2) In the previous instances of tool-replaces-thinking, the tool was good at what it did.
Calculators may have replaced reckoning, but calculators are also pretty good at what they do. The calculator will, as long as you give the right input, give the right answer. ChatGPT cannot be relied on to do this. ChatGPT will tell you, confidently and unhesitantly and dangerously, that 2+2=5, and it will not care that it is wrong.
Books may have replaced memorization, and books certainly could be wrong; but a fact, once in a book, is pretty stable and steady. There is not a risk that the Guy Who Owns All The Encylopedias might wake up one day and decide -- to pick a purely hypothetical example -- that the Gulf of Mexico is called something else, and suddenly all the encyclopedias say that.
Generative AI fails on both these counts. It fails on every count. It's inaccurate, it's unethical, it's unreliable, it's wrong.
---
I remember some time ago seeing someone say (it was a video about medieval footwear, actually) that "humans have a great energy-saving system: if we can be lazy about something, we are."
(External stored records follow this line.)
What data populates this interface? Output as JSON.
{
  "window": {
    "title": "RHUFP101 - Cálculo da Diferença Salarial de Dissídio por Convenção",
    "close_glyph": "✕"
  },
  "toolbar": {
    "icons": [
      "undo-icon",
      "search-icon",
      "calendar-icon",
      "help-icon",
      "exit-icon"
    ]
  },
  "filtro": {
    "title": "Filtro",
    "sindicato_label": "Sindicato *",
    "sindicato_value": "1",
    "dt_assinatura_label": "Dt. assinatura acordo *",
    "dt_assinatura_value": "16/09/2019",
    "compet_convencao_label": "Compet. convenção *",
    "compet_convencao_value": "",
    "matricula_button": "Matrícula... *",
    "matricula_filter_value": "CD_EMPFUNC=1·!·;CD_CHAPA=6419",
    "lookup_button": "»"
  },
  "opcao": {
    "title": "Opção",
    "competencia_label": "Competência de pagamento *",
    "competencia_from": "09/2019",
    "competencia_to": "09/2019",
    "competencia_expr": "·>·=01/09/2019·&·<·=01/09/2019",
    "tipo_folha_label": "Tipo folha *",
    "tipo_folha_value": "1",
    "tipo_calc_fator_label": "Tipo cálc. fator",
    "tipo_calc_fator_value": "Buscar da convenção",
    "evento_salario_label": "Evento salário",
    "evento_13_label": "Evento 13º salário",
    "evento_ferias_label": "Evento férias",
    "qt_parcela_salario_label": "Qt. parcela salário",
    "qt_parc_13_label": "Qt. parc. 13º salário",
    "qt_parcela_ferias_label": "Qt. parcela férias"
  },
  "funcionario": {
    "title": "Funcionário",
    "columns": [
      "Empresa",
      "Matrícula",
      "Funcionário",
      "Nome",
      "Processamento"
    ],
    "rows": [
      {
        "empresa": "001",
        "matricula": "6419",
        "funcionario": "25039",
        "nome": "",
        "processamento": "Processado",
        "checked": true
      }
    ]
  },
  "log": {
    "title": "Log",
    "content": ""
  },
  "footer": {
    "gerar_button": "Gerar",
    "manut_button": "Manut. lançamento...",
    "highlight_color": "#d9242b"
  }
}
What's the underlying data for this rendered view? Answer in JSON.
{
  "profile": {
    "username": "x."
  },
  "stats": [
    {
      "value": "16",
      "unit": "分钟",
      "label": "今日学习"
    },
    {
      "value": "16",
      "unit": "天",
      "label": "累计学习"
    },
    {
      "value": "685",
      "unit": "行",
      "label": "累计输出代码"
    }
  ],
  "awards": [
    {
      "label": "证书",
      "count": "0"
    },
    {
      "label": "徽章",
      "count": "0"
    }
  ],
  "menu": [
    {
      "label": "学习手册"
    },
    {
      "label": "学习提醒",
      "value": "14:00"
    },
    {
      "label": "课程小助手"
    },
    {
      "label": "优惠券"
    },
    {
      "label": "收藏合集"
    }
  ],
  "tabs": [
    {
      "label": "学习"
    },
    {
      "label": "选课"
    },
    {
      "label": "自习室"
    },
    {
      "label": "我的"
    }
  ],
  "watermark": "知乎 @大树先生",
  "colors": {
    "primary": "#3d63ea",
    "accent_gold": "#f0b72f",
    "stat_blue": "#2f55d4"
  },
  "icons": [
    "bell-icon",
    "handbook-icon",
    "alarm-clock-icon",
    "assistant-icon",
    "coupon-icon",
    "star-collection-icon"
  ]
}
This is not a ethical judgment about humans; this is how life works. Animals -- including humans -- will not do something the hard way if they can do it the easy way; this basic principle of conservation of resources is universal and morally neutral. Cognition is biologically expensive, and though our environment is not what it once was, every person still goes through every day choosing what is valuable enough to expend resources on and what is not.
Because of this, I don't know if there is any solution, here. I think pushing back against the downhill flush of the-easy-way-out is a battle both uphill and against the tide.
So I'll just close with this warning, instead:
Generative AI is a tool that cannot be trusted. Do not use it to replace thought.